Entro le ore 19 si saprà se i ricorsi saranno accolti e la discussione potrà arrivare il Parlamento.

Roberto Giachetti in sciopero per Radio Radicale

È un giorno decisivo oggi per Radio Radicale, l'emittente che rischia la chiusura per la mancata proroga della convenzione con il Ministero dello Sviluppo Economico che è scaduta proprio oggi. In Commissione Bilancio stamane sono state bocciate tutte le proposte di proroga presentate in maniera trasversale dai partiti, dalla Lega al PD e proprio queste due forze politiche hanno già presentato i ricorsi sui quali le commissioni Bilancio e Finanza si esprimeranno entro le ore 19.

Alle 14:30 si è tenuta una conferenza stampa alla quale, oltre al direttore Alessio Falconio, ha partecipato in collegamento dall'ospedale in cui è ricoverato da ieri Roberto Giachetti, deputato del PD che da cinque giorni sta facendo uno sciopero della fame e della sete. Sono tanti i deputati e anche esponenti politici locali che stanno aderendo allo sciopero, chi da 60 ore, chi a staffetta con i compagni di partito.
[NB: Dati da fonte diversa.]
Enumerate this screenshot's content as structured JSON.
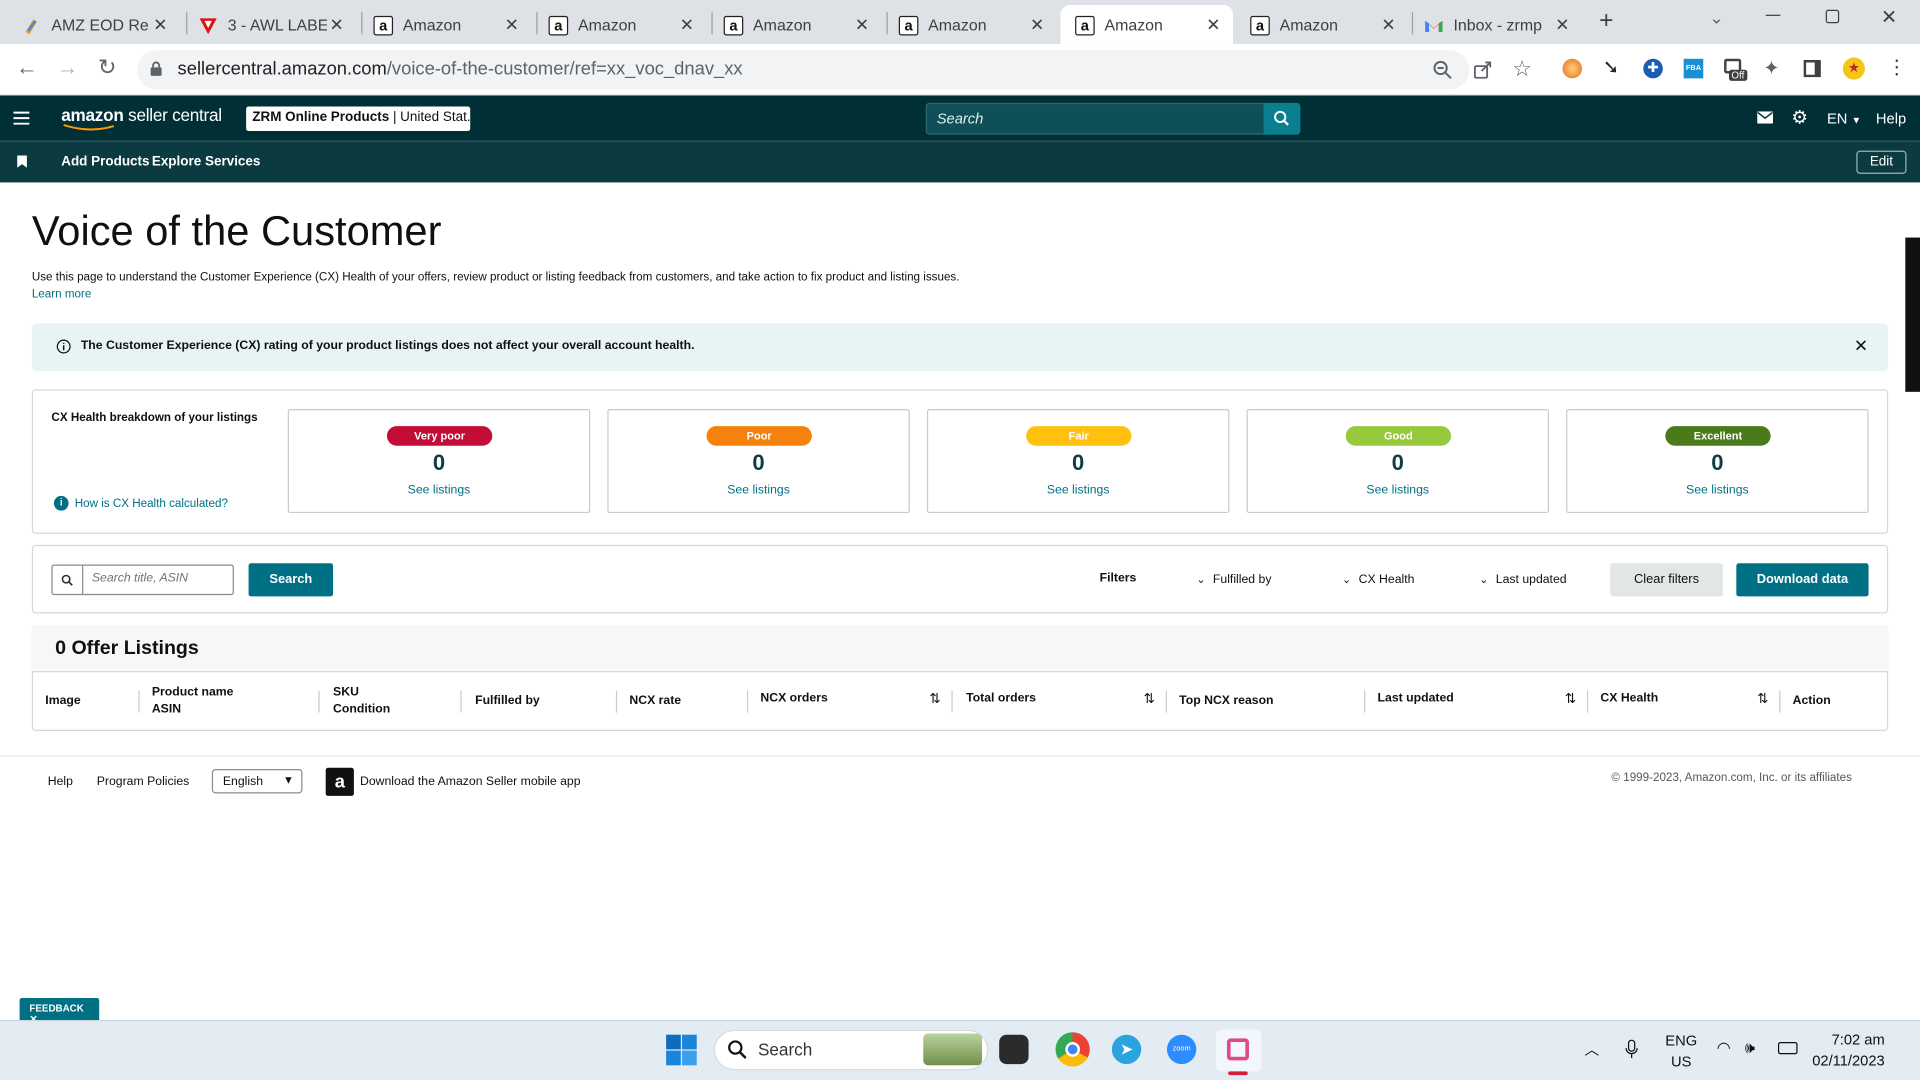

Giachetti in conferenza stampa ha esordito dicendo:

"Le condizioni di Giachetti non sono preoccupanti come quelle di Radio Radicale, anche se sono quelle di una persona che non mangia e beve da cinque giorni. La mia è una iniziativa che punta a una grande fiducia e speranza da parte di tutti coloro che possono prendere decisioni per fare in modo che Radio Radicale possa essere salvata. Io speravo che stamattina ci fosse una decisione diversa, ma c'è ancora una piccola fiamma accesa, quella dei ricorsi: la decisione che si prende oggi è una pre-condizione affinché la prossima settimana possa esserci un dibattito parlamentare e poi la decisione definitiva che garantisca la proroga. È necessario che la radio non venga spenta domani, poi si può procedere con la decisione sul futuro. Adesso è tutto in mano ai presidenti delle Commissioni Bilancio Carla Ruocco e Finanza Claudio Borghi. C'è l'urgenza di non interrompere il servizio pubblico di Radio Radicale. Il fatto che l'Agcom stabilisca che quello di Radio Radicale è servizio pubblico è già un passo importante"
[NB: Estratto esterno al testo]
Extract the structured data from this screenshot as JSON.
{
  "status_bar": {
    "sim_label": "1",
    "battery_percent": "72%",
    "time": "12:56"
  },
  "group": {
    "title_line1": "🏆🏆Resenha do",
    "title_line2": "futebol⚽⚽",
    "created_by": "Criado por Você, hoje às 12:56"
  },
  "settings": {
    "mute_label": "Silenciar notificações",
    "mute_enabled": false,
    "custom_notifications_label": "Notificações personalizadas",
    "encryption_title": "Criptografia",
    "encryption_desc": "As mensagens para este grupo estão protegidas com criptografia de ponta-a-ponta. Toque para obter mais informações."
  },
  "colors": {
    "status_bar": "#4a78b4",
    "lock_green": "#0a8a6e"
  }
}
E proprio a Borghi e Ruocco ha ripetuto più volte il suo appello a valutare la questione con sensibilità e a permettere che arrivi in Aula in modo che ogni parlamentare possa esprimersi sul futuro di Radio Radicale.
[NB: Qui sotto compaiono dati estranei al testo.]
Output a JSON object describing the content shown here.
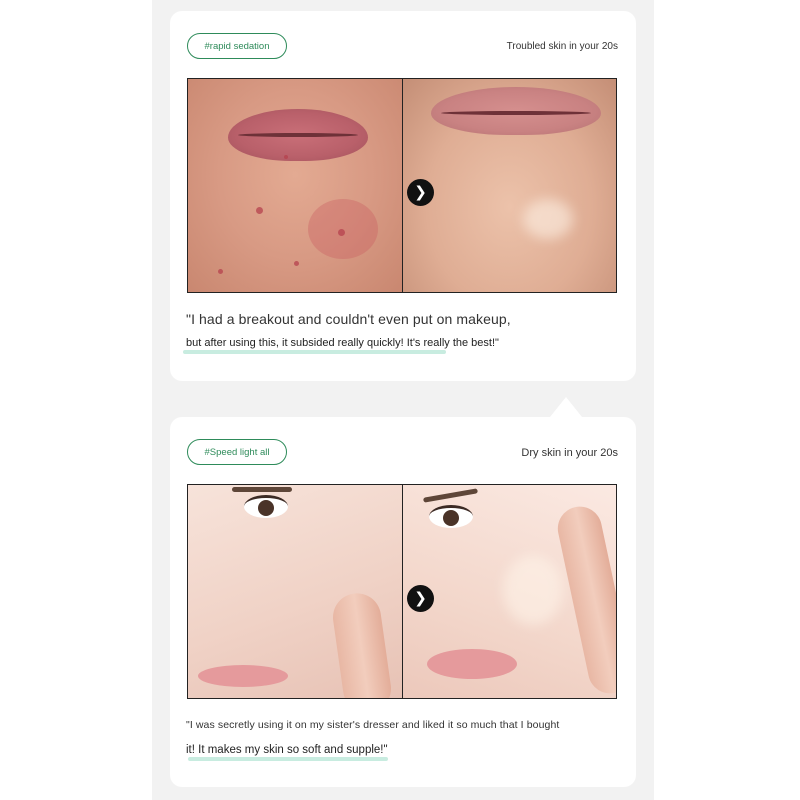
{
  "reviews": [
    {
      "tag": "#rapid sedation",
      "skin_type": "Troubled skin in your 20s",
      "quote_line1": "\"I had a breakout and couldn't even put on makeup,",
      "quote_line2": "but after using this, it subsided really quickly! It's really the best!\""
    },
    {
      "tag": "#Speed light all",
      "skin_type": "Dry skin in your 20s",
      "quote_line1": "\"I was secretly using it on my sister's dresser and liked it so much that I bought",
      "quote_line2": "it! It makes my skin so soft and supple!\""
    }
  ],
  "colors": {
    "accent": "#2e8b5a",
    "highlight": "#c8ece0",
    "background": "#f2f2f2",
    "card": "#ffffff"
  },
  "icons": {
    "next": "chevron-right-icon"
  }
}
Intanto il direttore ha detto che potranno pagare gli stipendi di maggio, ma non quelli di giugno. Poi, anche se i giornalisti lavorassero gratis, ci sono i costi di rete, che non sono derogabili e che non possono essere sostenuti oltre pochissime settimane a partire da adesso. Anche se si stanno valutando delle soluzioni alternative, si ritiene che iniziative come un crowdfunding non sarebbero risolutive e dunque è strettamente necessario ottenere la proroga con il MISE in modo da non spegnere la radio.